Alain Escada à Paris pour dénoncer le mondialisme

1509662862.jpgHier soir, à Paris, c'est dans une salle comble qu'Alain Escada, président de Belgique et Chrétienté, a pris la parole aux côtés du Professeur Pierre Hillard et de Michel Tougne. C'est que ce rendez-vous dont le thème était "Le mondialisme ou la fin programmée des nations ?" avait été annoncé sur Radio-Courtoisie, dans Rivarol et Monde et Vie, ainsi que sur de nombreux sites internet comme Novopress, Les Manants du Roi, Nationspresse, La Porte Latine, e-deo, le Forum CatholiqueKyrollos, Action Catholique et Royale, etc.
 
Michel Tougne (de l'Institut Chrétien de Recherches et d'Etudes Sociales) rappela à quel point la nation est une structure naturelle. S'appuyant sur la doctrine sociale de l'Eglise et les enseignements pontificaux, il démontra qu'un catholique ne peut se résoudre à accepter l'effacement de la nation.
 
Ensuite, le Professeur Pierre Hillard, docteur en sciences politiques, dénonça la collusion entre mondialistes et régionalistes pour concrétiser la proclamation du baron de Rothschild selon laquelle le verrou qui doit sauter, c'est la nation. Utilisant de nombreux documents officiels de différentes institutions européennes, Pierre Hillard mit en exergue l'importance de l'éclatement de la Belgique dans ce scénario et la mise en place de régions transfrontalières. De même, Pierre Hillard, souligna l'avancée de la construction de blocs continentaux et l'utilité d'une fédération européenne pour satisfaire le plan mondialiste. Utilisant des documents officiels totalement méconnus en Europe, Pierre Hillard signala également l'état d'avancement du projet de monnaies uniques continentales en Amérique et en Asie, la disparition des monnaies nationales participant naturellement à la disparition des nations.
 
Il revint à Alain Escada de prononcer les mots de conclusion de cette soirée. Avec méthode et détails, il expliqua que le mondialisme est le fruit d'un travail patient, que le mondialisme est multiforme, que le mondialisme impose de nouvelles valeurs planétaires, que le mondialisme est tout sauf abstrait et, enfin, que le mondialisme est totalitaire. Puis, Alain Escada dressa la liste de quelques pistes devant servir à s'opposer à ce processus. Pour l'occasion, il rappela qu'en de telles circonstances il est impossible de rétablir l'ordre naturel sans le recours au surnaturel.
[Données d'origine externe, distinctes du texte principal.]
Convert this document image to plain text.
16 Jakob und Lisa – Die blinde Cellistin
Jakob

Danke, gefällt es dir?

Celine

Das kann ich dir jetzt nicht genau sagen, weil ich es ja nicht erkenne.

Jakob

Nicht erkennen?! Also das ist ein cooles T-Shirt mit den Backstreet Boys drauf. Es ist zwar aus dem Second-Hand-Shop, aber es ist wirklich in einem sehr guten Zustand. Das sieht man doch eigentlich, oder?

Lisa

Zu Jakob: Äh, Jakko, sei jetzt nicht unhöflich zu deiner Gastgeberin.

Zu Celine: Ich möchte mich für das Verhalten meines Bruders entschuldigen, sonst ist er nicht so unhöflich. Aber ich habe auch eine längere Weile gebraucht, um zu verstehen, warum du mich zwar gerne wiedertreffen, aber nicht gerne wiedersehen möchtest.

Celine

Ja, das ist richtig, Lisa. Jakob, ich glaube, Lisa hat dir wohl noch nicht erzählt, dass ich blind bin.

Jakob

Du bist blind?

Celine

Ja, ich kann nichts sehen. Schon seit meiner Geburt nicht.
Il insista ensuite sur l'importance de la reconstruction du tissu naturel, le besoin d'une bonne presse, de bonnes écoles, de bons mouvements de jeunesse, de réseaux professionnels, d'une solidarité interne, d'une préférence nationale et catholique dans notre façon de consommer, etc. Alain Escada termina par un vibrant appel à la mobilisation et au militantisme. Des associations où s'engager existent. A nous d'être déterminés !
 
Félicitons l'Institut Civitas et France Jeunesse Civitas pour l'organisation de cette remarquable soirée.

jeudi, 22 mai 2008

Le mondialisme ou la fin programmée des nations?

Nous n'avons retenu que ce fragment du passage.